Reposting this from thread 4, just so it doesn't get lost in the churn.
tl;dr:
- Game needs PvP opt-in of some kind.
- Create Safe Area. Can't be sunk, and your stuff can't be interacted with in the safe area. Leave the safe area? You're opting in and it's just like the game is now.
- Safe area let's players interact and collaborate in more ways than shooting by allowing for peaceful contact.
- Create flag signals. Hostile, friendly, etc. Use it to track crew behavior and allow fighting in the safe area.
- Allow custom flags and ship skins, make them sharable. Can be used for forming fleets.
Hey Rare,
I've been playing the game with 3 other good friends. So far, we've had a grand time sailing around and doing adventures together. Working together to sail a ship and run the voyages is a lot of fun, but our mutual experience is badly dampened because we ultimately lack any choice in whether we wanna fight or not.
Now I'm a PvP'er type. I'm ok with involuntary fighting cuz I find the PvP quite fun! My friends are PvE'ers and would prefer the fun experience of sailing around together as friends peacefully. They're not opposed to fighting, but they need to be able to opt in for it to be proper fun. I don't blame them.
I understand the arguments against splitting up the player base, and I also understand that there's something of a Social Contract you "sign" when you log in to play a game like this: namely, that it's a free for all and that you better be ready to fight. I understand that one of the big goals of the game is to force players to encounter each other and interact, which is the main thing driving the game's dynamism right now.
But I also understand that players should be given a choice to PvE or PvP, so you can accommodate the different play styles of your player base. PvP'ers still get fights if they're sailing against players who have explicitly chosen to fight, and lose nothing but unchallenging easy kills if the PvE'ers are off doing their own thing.
I think that there are a few of things that could be done to synergize these two viewpoints. I don't know how much effort would be involved, but I think that the benefits could be enormous.
- Make a Safe Area. A big one, the same size as the map's current various regions. EVE Online did this with High Security Space (https://wiki.eveuniversity.org/System_security#High_security). Players generally understand that they are safe to PvE to their hearts' content in this area. As long as ships are in this area, they can't be sunk and their stuff can't be interacted with by other crews without consent. This'll give PvE players the opt-in that they need without splitting up the player base.

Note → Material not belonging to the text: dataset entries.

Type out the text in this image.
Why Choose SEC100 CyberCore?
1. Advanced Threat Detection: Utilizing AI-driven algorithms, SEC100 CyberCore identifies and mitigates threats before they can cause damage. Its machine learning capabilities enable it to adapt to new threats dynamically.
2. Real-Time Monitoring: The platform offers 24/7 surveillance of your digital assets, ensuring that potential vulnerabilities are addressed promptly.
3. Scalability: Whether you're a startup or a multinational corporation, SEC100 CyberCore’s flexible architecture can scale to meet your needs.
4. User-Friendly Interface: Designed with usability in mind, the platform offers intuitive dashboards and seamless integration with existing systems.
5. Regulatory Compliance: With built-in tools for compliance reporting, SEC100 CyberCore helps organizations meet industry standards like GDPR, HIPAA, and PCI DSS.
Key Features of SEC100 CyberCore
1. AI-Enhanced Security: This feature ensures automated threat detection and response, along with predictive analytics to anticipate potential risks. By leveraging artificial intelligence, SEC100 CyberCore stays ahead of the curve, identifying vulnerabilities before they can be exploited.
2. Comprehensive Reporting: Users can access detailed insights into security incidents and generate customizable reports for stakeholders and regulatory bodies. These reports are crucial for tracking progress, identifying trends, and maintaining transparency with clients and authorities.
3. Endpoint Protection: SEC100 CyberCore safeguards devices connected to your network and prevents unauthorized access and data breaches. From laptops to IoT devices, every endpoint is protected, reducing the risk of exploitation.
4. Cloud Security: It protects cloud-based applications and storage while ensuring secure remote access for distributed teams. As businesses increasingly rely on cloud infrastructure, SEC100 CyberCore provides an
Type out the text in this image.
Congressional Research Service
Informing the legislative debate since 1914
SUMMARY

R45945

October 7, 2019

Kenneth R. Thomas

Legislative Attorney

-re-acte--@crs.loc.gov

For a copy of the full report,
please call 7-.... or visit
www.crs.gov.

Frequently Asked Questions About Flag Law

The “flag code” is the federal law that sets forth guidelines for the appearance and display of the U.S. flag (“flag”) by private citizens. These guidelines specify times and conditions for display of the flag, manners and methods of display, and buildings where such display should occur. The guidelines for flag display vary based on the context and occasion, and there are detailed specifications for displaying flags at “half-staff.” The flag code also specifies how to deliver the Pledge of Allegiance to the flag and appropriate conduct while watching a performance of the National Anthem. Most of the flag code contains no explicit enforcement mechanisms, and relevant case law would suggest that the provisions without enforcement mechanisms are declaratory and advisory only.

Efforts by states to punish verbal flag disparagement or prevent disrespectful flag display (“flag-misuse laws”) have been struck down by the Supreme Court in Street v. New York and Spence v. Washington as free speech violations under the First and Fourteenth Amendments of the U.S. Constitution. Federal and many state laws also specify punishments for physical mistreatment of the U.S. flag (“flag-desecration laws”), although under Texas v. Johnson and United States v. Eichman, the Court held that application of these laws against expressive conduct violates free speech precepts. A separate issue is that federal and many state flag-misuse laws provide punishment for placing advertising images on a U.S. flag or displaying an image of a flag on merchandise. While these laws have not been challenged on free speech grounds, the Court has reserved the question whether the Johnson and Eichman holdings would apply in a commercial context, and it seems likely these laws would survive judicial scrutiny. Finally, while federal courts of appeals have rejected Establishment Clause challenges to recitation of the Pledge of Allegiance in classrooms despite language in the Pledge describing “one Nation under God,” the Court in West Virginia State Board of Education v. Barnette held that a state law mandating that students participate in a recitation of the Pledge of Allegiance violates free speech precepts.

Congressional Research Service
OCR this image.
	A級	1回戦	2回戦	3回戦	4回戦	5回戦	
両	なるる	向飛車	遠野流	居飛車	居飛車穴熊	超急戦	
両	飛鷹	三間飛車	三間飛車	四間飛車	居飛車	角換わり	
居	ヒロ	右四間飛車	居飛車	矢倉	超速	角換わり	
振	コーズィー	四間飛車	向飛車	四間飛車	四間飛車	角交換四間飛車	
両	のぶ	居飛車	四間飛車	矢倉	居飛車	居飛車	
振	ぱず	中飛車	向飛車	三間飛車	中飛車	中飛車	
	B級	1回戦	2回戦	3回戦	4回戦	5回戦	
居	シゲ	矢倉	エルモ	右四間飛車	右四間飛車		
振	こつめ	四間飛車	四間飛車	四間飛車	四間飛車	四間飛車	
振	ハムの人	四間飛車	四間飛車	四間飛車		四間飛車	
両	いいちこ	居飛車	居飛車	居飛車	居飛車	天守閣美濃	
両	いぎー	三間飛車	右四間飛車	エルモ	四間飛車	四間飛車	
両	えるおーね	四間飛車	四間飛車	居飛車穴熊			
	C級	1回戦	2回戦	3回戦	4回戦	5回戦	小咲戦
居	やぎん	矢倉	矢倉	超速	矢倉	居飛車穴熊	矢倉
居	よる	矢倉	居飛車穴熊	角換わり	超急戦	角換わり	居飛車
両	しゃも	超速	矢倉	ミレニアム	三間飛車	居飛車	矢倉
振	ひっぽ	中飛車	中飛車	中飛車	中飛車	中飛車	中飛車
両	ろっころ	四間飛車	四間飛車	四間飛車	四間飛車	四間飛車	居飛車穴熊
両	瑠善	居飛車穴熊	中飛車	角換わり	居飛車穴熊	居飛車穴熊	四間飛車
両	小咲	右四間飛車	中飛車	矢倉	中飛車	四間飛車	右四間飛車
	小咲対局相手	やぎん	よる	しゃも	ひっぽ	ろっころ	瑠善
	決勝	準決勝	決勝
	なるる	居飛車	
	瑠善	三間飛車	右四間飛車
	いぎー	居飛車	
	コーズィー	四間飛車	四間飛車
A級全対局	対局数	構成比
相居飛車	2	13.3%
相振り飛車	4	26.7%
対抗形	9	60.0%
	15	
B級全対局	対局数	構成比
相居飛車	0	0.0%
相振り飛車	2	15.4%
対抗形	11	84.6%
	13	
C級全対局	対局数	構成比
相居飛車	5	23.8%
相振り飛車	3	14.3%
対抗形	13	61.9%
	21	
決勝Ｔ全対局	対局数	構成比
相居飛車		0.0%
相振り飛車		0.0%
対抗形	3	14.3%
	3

- Create a freeport in the Safe Area. Players can show up here to peacefully interact with others, collaborate, form fleets (maybe PvE'ers can team up this way?), pick fights outside the safe area, etc. This will drive player interactions a lot more than they are now; seeing as pretty much all interactions right now are driven by mistrust and shoot-first-ask-questions-later. More dynamism and collaboration opportunities = a good thing.
- Create some kind of flag signalling system. Lamps don't cut it. Ships should be able to signal whether they're peaceful or hostile to each other in a clearer way. In the safe area, use this to let people duke it out if they want. Outside the safe area, anything goes! Let players be sneaky if they want, but use the flags to gather statistics about how crews play and build your algorithms around it. Maybe crews who sink too many friendly flag flying ships - or who sink others while flying friendly flags - can't go into the safe area for a certain amount of time, longer if they do it a lot? Maybe set it up so that they have fewer encounters if they don't behave?
- Let players create their own ship skins and flags, and let them share with each other. They can form fleets if they fly the same flag, for instance! Make it so that they still have to buy each custom skin/flag they make using the in-game gold.
I think that changes like this would give everyone a little of what they want while preserving the game's core mechanics, while at the same time driving more player interaction and more types of interaction, which would make the game more fun for everyone in the long run.